1. A bandgap reference start-up circuit, comprising: the asymmetrical input tube comparator and the switch tube NM2;

the P-type MOS tube PM4 and the n-time P-type MOS tube n PM4 are respectively connected with the top end and the bottom end of a resistor R1 in the band-gap reference circuit; the top end of the resistor R1 is connected with a triode Q1 in the band-gap reference circuit; the bottom end of the resistor R1 is connected with a triode Q2 in the band-gap reference circuit;

the switch tube NM2 is respectively connected with the P-type MOS tube PM4 and the N-type MOS tube NM1; the N-type MOS tube NM0 is connected with the N times of P-type MOS tube N × PM 4; the N-type MOS tube NM1 is respectively connected with the P-type MOS tube PM4, the N-time P-type MOS tube N × PM4 and the N-type MOS tube NM 0.

2. The bandgap reference start-up circuit as claimed in claim 1, wherein the gate terminal voltage of the P-type MOS transistor PM4 is connected to the top terminal voltage of the resistor R1; the gate terminal voltage of the n times P type MOS tube n × PM4 is connected with the bottom end voltage of the resistor R1;

the voltage at the bottom end of the resistor R1 is the voltage between the base electrode and the emitting electrode of the triode Q2.

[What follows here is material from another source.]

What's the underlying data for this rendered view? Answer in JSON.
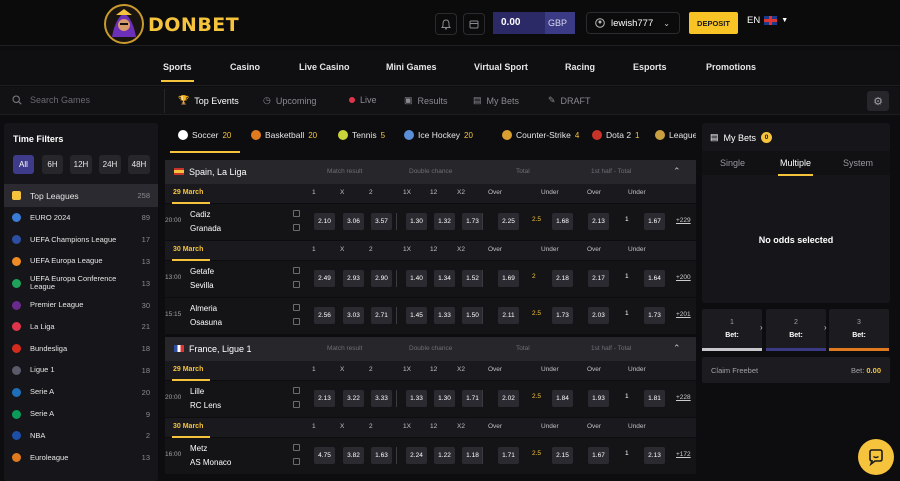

3. The bandgap reference start-up circuit as recited in claim 2, wherein the width to length ratio W/L of n times P-type MOS transistor n x PM4 is less than the width to length ratio W/L of P-type MOS transistor PM 4.

4. The bandgap reference start-up circuit as recited in claim 3, wherein when the bandgap reference circuit is not started up, the voltage difference between the top end voltage and the bottom end voltage of the resistor R1 is 0; the current flowing through the P-type MOS tube PM4 is larger than the current flowing through the n times of P-type MOS tube n × PM 4; the drain end of the N-type MOS tube NM1 is raised; the gate end voltage of the switch tube NM2 is increased, and the switch tube NM2 is turned on;

5. The bandgap reference start-up circuit as claimed in claim 3, wherein when the bandgap reference circuit is started up, the top voltage of the resistor R1 is greater than the bottom voltage; the current flowing through the P-type MOS tube PM4 is smaller than the current flowing through the n times of P-type MOS tube n × PM 4;

the gate end of the N-type MOS tube NM1 is raised; the drain voltage of the switching tube NM2 is reduced, and the switching tube NM2 is turned off.

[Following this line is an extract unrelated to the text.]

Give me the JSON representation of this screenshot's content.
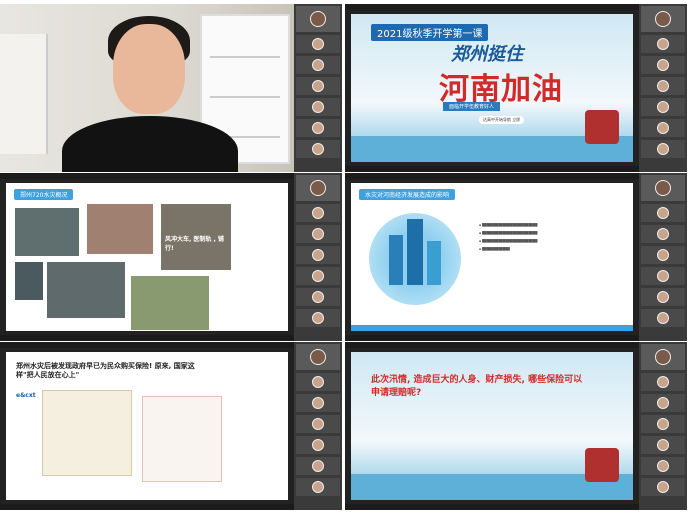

6. The bandgap reference start-up circuit of claim 1, wherein the asymmetric input pipe comparator further comprises: an N-type MOS tube NM3;

7. The bandgap reference start-up circuit as claimed in claim 4, wherein the current mirror PM0, the current mirror PM1 and the current mirror PM2 are all P-type MOS transistors.

8. The bandgap reference start-up circuit as claimed in claim 1, wherein said switching transistor NM2 is an N-type MOS transistor.